By the seventh, things turned around for Magnolia.

During one stretch, Irish pitchers had thrown 14 straight balls in the pivotal inning.

"We didn't win the hit game - we had three hits," Cisar said. "But the key is when you get that big hit. Tanner Hanna made a great swing right there on a 3-2 pitch, and boom.

"Sometimes games are won, and sometimes games are lost. We got three gifts in the last inning."

The Eagles could have had more, but back-to-back fielder's choices, one on a squeeze bunt, erased runners at the plate before Chris Petrucci was able to get the final out.

Elliott worked a 1-2-3 bottom of the inning, getting a trio of groundouts, to set off a celebration.

Interestingly, the last time Magnolia was in this spot (two years earlier), Cisar did the same thing by starting his then-No. 2 pitcher Elliott, a sophomore, and got into a 5-0 hole before calling on ace Justin Fox. In that case, it didn't work as the Blue Eagles fell 6-4 to Wyoming East.

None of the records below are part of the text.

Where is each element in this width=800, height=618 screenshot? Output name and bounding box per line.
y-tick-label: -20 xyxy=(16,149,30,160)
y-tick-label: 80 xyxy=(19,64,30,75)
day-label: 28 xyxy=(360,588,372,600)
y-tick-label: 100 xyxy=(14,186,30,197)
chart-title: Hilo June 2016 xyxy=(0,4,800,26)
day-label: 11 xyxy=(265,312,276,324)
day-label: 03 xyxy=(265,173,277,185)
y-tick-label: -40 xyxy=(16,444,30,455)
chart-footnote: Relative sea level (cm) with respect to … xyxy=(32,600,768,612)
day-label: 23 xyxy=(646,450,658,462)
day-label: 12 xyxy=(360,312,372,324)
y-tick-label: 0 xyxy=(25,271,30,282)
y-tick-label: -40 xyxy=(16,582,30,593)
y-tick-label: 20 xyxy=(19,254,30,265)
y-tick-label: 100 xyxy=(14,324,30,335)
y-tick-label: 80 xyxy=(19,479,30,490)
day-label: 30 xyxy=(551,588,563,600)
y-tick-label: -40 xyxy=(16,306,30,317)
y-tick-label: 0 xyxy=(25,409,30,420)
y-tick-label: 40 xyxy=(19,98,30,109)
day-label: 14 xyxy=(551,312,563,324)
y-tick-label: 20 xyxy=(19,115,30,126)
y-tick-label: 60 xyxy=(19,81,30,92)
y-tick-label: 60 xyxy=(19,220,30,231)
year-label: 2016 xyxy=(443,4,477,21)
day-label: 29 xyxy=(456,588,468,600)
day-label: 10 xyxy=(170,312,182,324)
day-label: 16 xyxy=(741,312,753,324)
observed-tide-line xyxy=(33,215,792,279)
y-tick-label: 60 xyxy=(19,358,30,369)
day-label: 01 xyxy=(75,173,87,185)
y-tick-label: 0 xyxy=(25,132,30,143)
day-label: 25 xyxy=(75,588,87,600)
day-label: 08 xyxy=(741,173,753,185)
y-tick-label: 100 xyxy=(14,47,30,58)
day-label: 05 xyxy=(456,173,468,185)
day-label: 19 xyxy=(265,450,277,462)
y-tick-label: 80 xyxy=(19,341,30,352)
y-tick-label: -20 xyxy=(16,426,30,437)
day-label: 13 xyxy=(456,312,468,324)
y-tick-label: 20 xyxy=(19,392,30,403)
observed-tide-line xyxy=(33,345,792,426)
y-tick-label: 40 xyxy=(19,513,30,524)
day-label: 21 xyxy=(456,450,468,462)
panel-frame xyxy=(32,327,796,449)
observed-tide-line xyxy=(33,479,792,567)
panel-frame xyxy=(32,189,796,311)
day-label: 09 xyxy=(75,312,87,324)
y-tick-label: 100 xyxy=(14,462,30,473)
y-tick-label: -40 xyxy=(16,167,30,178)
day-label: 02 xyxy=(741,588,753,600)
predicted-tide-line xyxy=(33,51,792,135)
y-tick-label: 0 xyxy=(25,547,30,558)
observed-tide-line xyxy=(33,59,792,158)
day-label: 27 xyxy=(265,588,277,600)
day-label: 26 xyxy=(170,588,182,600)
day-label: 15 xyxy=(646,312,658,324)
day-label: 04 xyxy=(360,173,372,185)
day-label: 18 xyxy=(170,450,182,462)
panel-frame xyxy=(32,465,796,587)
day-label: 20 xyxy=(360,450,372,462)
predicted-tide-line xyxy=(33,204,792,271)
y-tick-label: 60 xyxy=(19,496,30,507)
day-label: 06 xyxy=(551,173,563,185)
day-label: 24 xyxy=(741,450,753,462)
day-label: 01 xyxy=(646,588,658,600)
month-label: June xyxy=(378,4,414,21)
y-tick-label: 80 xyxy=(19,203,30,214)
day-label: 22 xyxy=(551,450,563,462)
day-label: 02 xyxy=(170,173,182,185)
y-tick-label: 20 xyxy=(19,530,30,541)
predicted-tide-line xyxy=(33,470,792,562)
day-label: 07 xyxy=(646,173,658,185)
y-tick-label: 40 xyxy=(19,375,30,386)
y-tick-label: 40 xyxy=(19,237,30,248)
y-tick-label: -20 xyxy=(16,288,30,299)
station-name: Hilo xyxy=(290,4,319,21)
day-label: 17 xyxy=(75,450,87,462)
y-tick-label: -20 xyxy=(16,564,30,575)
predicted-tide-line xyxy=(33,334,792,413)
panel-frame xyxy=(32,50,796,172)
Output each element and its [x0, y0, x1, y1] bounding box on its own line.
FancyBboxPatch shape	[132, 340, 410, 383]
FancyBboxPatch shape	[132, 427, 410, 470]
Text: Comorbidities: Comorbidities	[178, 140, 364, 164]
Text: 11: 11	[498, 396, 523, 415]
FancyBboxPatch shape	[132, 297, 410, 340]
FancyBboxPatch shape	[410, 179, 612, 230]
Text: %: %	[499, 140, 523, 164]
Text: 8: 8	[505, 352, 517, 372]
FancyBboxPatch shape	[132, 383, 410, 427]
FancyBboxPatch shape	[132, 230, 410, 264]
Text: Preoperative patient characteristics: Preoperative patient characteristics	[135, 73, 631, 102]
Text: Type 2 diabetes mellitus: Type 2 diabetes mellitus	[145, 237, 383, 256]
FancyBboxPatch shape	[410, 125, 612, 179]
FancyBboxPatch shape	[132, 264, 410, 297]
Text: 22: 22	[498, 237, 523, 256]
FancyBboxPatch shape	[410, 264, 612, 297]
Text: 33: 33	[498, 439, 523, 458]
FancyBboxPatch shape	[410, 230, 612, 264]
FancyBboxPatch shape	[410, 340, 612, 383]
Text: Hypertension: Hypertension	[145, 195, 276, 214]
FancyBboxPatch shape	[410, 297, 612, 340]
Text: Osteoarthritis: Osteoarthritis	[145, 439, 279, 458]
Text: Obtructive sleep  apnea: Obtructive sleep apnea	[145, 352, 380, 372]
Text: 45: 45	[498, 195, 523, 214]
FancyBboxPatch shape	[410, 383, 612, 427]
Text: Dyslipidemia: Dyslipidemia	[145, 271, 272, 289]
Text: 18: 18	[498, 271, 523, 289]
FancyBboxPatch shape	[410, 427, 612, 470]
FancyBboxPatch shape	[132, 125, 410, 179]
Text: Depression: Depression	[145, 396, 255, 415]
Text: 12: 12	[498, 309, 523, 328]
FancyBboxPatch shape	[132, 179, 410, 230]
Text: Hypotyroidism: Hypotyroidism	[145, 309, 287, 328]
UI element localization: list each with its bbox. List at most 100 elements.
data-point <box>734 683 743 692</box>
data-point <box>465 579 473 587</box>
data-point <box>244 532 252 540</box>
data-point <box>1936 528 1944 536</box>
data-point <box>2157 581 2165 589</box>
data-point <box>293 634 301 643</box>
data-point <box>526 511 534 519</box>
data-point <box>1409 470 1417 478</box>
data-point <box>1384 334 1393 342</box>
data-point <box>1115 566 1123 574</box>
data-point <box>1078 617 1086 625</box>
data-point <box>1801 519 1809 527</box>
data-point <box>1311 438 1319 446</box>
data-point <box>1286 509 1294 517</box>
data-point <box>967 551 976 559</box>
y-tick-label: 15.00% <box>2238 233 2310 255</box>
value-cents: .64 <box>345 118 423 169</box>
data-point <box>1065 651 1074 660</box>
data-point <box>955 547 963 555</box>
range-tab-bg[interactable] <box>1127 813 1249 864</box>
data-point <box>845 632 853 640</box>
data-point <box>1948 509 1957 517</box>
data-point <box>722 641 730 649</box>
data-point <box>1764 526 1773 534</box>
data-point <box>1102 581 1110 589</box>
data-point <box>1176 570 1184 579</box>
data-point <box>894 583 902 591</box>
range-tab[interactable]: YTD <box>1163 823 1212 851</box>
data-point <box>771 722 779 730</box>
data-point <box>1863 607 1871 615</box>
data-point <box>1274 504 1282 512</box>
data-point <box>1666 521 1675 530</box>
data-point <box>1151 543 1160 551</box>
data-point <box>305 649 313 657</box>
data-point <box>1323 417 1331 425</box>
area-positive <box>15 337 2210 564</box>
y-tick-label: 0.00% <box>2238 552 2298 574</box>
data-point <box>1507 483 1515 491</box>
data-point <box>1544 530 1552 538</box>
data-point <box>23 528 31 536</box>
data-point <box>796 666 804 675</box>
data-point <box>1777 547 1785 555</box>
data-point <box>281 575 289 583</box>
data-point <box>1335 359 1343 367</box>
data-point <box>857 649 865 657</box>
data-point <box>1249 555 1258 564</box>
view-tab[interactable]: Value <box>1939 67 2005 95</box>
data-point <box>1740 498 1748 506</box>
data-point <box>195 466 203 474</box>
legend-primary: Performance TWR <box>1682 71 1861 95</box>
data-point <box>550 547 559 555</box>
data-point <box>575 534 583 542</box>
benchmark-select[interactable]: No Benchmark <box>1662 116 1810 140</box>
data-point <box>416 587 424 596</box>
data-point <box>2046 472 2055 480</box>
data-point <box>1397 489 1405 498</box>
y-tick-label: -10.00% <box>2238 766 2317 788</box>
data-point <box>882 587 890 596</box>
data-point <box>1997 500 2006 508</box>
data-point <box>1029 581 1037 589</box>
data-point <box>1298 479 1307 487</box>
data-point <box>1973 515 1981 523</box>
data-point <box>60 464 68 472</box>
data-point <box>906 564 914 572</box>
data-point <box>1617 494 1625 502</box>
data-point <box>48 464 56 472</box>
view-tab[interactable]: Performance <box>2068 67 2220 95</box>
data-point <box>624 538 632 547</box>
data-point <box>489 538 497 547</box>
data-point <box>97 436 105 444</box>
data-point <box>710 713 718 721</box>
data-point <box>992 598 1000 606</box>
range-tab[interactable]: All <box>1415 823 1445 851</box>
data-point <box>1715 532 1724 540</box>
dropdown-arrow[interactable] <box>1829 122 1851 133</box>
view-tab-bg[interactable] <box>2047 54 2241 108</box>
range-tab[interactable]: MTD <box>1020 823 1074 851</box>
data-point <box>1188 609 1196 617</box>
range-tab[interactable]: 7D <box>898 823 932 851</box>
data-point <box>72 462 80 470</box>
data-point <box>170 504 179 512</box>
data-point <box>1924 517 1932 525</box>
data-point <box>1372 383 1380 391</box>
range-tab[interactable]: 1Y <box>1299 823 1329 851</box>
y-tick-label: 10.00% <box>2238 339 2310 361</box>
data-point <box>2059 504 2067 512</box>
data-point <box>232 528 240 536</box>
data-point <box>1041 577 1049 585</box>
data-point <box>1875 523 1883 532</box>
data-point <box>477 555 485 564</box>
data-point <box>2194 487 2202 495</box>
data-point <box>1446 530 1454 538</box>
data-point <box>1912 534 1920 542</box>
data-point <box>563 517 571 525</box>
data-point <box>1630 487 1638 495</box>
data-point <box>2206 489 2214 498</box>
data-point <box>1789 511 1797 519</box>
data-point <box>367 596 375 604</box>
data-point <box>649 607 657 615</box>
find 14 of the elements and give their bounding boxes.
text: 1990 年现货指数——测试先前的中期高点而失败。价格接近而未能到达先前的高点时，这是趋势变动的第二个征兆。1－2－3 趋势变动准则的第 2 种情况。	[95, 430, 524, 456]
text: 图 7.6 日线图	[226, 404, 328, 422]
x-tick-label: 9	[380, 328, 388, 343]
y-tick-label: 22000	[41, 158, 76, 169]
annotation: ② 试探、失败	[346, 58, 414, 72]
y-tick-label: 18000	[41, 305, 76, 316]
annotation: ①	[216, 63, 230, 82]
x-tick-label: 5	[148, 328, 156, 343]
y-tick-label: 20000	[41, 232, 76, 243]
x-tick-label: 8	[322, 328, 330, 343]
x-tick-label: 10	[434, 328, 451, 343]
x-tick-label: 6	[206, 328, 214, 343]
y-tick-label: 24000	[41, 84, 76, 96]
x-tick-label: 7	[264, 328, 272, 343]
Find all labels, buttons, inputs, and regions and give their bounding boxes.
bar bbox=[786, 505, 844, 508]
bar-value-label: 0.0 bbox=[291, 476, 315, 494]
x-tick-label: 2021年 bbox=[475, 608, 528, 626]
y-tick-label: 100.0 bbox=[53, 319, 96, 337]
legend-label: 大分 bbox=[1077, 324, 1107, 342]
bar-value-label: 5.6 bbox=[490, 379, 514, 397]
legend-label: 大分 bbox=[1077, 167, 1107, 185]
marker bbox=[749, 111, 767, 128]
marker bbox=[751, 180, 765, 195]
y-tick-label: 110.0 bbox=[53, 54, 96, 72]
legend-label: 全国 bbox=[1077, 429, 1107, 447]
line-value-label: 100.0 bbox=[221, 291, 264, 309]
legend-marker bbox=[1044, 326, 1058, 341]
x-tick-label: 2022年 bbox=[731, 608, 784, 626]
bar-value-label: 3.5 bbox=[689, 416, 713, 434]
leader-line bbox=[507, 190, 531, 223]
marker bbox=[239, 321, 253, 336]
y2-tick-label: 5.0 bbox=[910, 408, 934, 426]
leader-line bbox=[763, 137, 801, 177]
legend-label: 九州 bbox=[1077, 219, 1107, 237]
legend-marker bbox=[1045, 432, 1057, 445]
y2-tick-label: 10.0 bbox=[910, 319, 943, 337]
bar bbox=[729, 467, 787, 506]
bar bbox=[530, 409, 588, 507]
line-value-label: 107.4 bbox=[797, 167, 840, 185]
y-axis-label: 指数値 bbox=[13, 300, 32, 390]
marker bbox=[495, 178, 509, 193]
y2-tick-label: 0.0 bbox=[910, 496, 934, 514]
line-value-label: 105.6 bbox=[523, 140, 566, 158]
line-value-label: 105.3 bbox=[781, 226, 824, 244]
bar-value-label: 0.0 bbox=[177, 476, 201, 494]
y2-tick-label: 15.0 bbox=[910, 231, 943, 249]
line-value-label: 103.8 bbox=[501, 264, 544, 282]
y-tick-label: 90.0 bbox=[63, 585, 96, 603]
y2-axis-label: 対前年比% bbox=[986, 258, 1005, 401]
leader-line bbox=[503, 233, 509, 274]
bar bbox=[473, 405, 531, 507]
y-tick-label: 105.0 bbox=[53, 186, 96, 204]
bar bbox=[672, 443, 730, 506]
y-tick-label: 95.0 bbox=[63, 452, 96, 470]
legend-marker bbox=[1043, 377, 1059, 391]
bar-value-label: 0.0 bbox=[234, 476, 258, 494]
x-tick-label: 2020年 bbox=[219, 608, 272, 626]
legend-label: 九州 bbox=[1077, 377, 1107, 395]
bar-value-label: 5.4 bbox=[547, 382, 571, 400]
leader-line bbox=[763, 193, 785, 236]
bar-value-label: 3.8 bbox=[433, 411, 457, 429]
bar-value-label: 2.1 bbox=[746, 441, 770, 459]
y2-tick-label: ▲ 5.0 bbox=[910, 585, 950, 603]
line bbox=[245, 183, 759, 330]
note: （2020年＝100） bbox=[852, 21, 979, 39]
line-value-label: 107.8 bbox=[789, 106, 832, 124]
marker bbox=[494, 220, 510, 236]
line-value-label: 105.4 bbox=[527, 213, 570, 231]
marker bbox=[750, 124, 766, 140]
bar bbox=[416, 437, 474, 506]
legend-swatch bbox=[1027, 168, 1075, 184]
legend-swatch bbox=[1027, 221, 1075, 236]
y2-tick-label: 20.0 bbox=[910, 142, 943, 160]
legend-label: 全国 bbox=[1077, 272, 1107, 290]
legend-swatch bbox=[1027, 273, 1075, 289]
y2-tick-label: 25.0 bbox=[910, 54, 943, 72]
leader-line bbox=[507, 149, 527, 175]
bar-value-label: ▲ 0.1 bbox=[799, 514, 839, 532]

In 2006, the only time Cisar has won a title in 40 years in baseball and more than 20 in football, he went the other way. Veteran Michael Blair won the opener and freshman Andrew Robinson beat Liberty Harrison, 10-1, in the title game.

Notre Dame had five hits Friday, none after the third. Marozzi knew that wouldn't be enough.

"No," he said. "They're the No. 1 team in the state for a reason. We tried to manufacture a couple more runs. We weren't able to do it. We were able to bunt guys when we wanted to when we had guys on base. We just couldn't drive them in."